Trypanosoma gambiense Dutton, 1902
ETYMOLOGY: This parasite was named after its location along the Gambia river in West Africa.
SYNONYMS:Trypanosoma ugandense Castellani, 1903; Trypanosome castellanii, Kruse, 1903; Trypanosoma hominis Manson, 1903; Trypanosoma fordii Maxwell-Adms, 1903; Trypanosoma nepveui Sambon, 1903; Trypanosoma tullochii Minichin, 1907; Trypanosoma rovumense Beck & Weck, 1913; Trypanosoma nigeriense Macfie, 1913; Castellanella gambiense (Dutton, 1902) Chalmers, 1918.
HISTORY: This is the causative organism of classical "Sleeping Sickness" in humans. This trypanosome was first discovered in human blood in 1901 by Forde, and Dutton proposed the name Trypanosoma gambiense in 1902. That this parasite caused Sleeping Sickness was not suspected by Dutton; Castellani (1903) showed that a trypanosome was present in the cerebrospinal fluid of patients with Sleeping Sickness in Uganda, and suggested that the trypanosome was the causative agent of this disease. The ultimate connection between the forms found in acute disease in the blood (as by Forde and Dutton) and the trypomastigotes present in cerebrospinal fluid of Sleeping Sickness patients was made by Gray and Tulloch (1907) who showed that patients with acute disease would go onto develop Sleeping Sickness. The Tsetse fly was shown to be the vector by Bruce and Nabarro (1903) and Kleine (1909).
LOCATION IN THE HOST: This is a parasite of the blood and tissue fluids (Fig 1-30); it has not been observed in naturally infected cats.
IDENTIFICATION OF THE PARASITE:Trypanosoma gambiense is morphologically indistinguishable from Trypanosoma brucei.
CLINICAL SIGNS AND PATHOGENICITY: There is only one report describing clinical disease in experimentally infected cats (Bogaert, 1962). Four cats were injected with the parasite. Two died after 4 months of infection with rapid weight loss, generalized adenopathy, and splenomegaly. After 7 months, a third cat showed a temporary pelvic limb paralysis; histologic examination revealed slight generalized lymphocytic meningitis without trypanosomes in the spinal fluid. At the end of ten months, the fourth cat showed marked somnolence, myoclonia of the limbs, periodic epileptic seizures, and then a marked ataxia of the cerebellar type. Lymphocytosis but not parasites were found in the cerebral spinal fluid. Upon euthanasia and necropsy eleven and one-half months after infection, this cat showed neurologic changes consistent with cerebral trypanosomiasis: cellular infiltrations in the optic tract, pericapillary infiltrations, uniform meningitis with the lesions increasingly intense near the ectosyvian convolution and the hippocampus.
TREATMENT: This has not been attempted in the cat.
EPIZOOTIOLOGY:Trypanosoma gambiense is considered a parasite of humans that might get into domestic cats by the bite of a tsetse fly.
HAZARDS TO OTHER ANIMALS: Unknown.
HAZARDS TO HUMANS: The hazard to humans would be in the veterinary clinic where an accident with a contaminated needle could serve to introduce the parasite into someone supplying veterinary care.

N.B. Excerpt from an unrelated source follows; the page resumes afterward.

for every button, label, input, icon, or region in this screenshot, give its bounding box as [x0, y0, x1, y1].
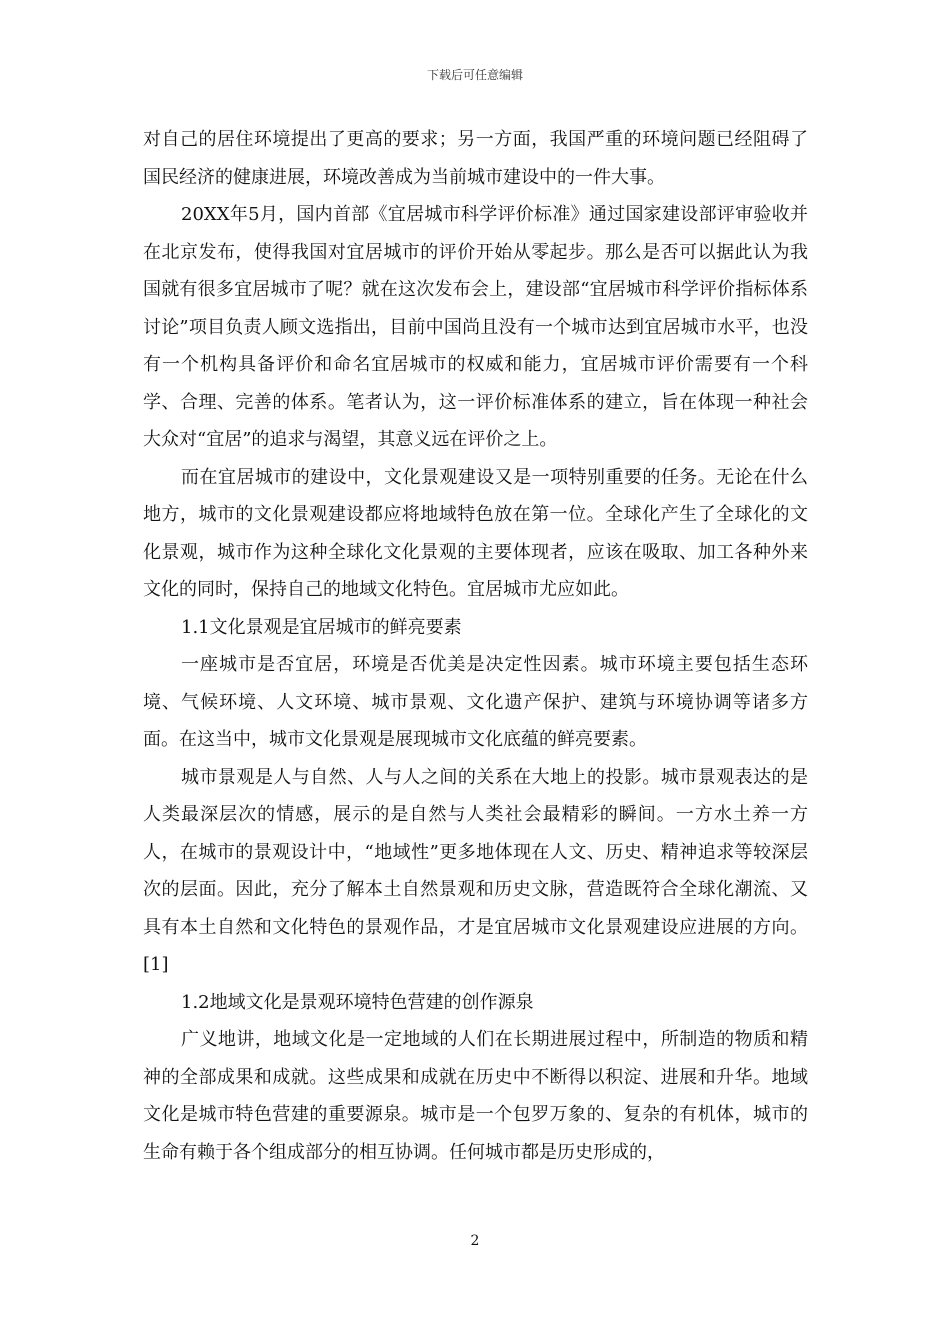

CONTROL/PREVENTION: There is currently very little known about the prevalence, control, or prevention of the disease in cats. The biology of the parasite would suggest that cats should be protected from Tsetse bites.
Bogaert L. 1962. Protozoan Infections. Chapter IX. In: Comparative Neuropathology, Innes JRM & Saunders, Academic Press, New York, USA, pages 473-474.
Bruce D, Nabarro D. 1903. Further information concerning the African sleeping sickness. NY Med J 78:661-662.
Castellani A. 1903. On the discovery of a species of Trypanosoma in the cerebro-spinal fluid of cases of sleeping sickness. Proc Roy Soc, Lond 71:501-508.
Dutton JE. 1902. Note on a Trypanosoma occurring uin the blood of man. Brit Med J 2:881-884.
Forde RM. 1902. Some clinical notes on a European patient in whose blood a Trypanosoma was observed. J Tro Med Lond 5:261-263.
Gray ACH, Tulloch FMG. 1907. Continuation report on sleeping sickness in Uganda. Rep Sleep Sick COm Roy Soc 8:3-80.
Kleine FC. 1909a. Positive Infektiens versuche mit Trypanosomabrucei durch Glossinapalpalis. Dtsch Med Wochenschr 35:469-470
FIGURE 1-30.Trypanosomagambiense trypomastigote in the blood of a mouse stained with Giemsa. One of the two trypmastigotes in the center of this photmicrograph is in the process of dividsion as is evidenced by the presence of two kinetoplasts on the posterior end. Dividing forms like this would not be observed in infections with Trypanosomacruzi.